I didn't really mind the odd things. I didn't. She was quiet and sort of desperate to please. She changed her opinions to settle arguments. She was lost in worlds we couldn't see. She licked the rims of the cups she drank from, when lost in thought. She wore rings on every finger and had a tiny tree in a glass vial around her neck. She grew bonsai on the edge of the balcony, and ate spoonfuls of peanut butter. She slept at the wrong end of the bed and pulled her cat around by the scruff like a rag doll.

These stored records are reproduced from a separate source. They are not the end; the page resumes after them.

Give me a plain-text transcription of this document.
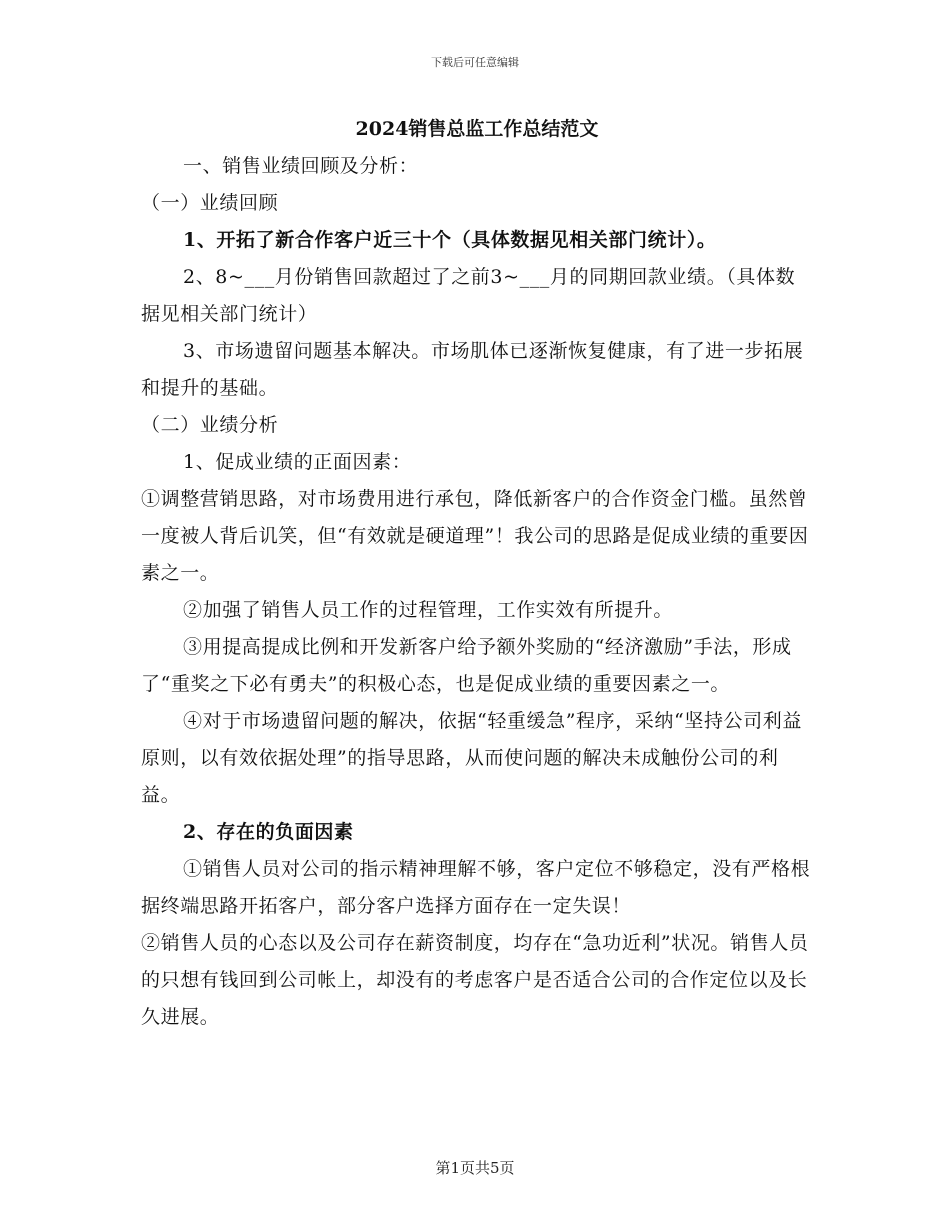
下载后可任意编辑
2024销售总监工作总结范文

一、销售业绩回顾及分析：

（一）业绩回顾

1、开拓了新合作客户近三十个（具体数据见相关部门统计）。

2、8~___月份销售回款超过了之前3~___月的同期回款业绩。（具体数据见相关部门统计）

3、市场遗留问题基本解决。市场肌体已逐渐恢复健康，有了进一步拓展和提升的基础。

（二）业绩分析

1、促成业绩的正面因素：

①调整营销思路，对市场费用进行承包，降低新客户的合作资金门槛。虽然曾一度被人背后讥笑，但“有效就是硬道理”！我公司的思路是促成业绩的重要因素之一。

②加强了销售人员工作的过程管理，工作实效有所提升。

③用提高提成比例和开发新客户给予额外奖励的“经济激励”手法，形成了“重奖之下必有勇夫”的积极心态，也是促成业绩的重要因素之一。

④对于市场遗留问题的解决，依据“轻重缓急”程序，采纳“坚持公司利益原则，以有效依据处理”的指导思路，从而使问题的解决未成触份公司的利益。

2、存在的负面因素

①销售人员对公司的指示精神理解不够，客户定位不够稳定，没有严格根据终端思路开拓客户，部分客户选择方面存在一定失误！

②销售人员的心态以及公司存在薪资制度，均存在“急功近利”状况。销售人员的只想有钱回到公司帐上，却没有的考虑客户是否适合公司的合作定位以及长久进展。

第1页共5页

“It's like this pattern. She starts hanging out with your friends. They get on well. Next thing they like her more then you.”
It was true. She knew more of my friends' business then I did. She sat with them at 2am, tapping keys to know their problems. They write me emails, ‘She's such a lovely girl.'
“I wish she wouldn't,” she said, topping up the tea cup.
Sometimes she drives me mad. Crawling up the wall and retreating under the desk from her letters that go on forever. She was so pliable and she slid in to my life in this slot that I never knew was waiting for her gemstone green nails and her dirty shoes, and her glistening smile and her poetry. It was like she'd squeezed into the selection of titles on my bookcase.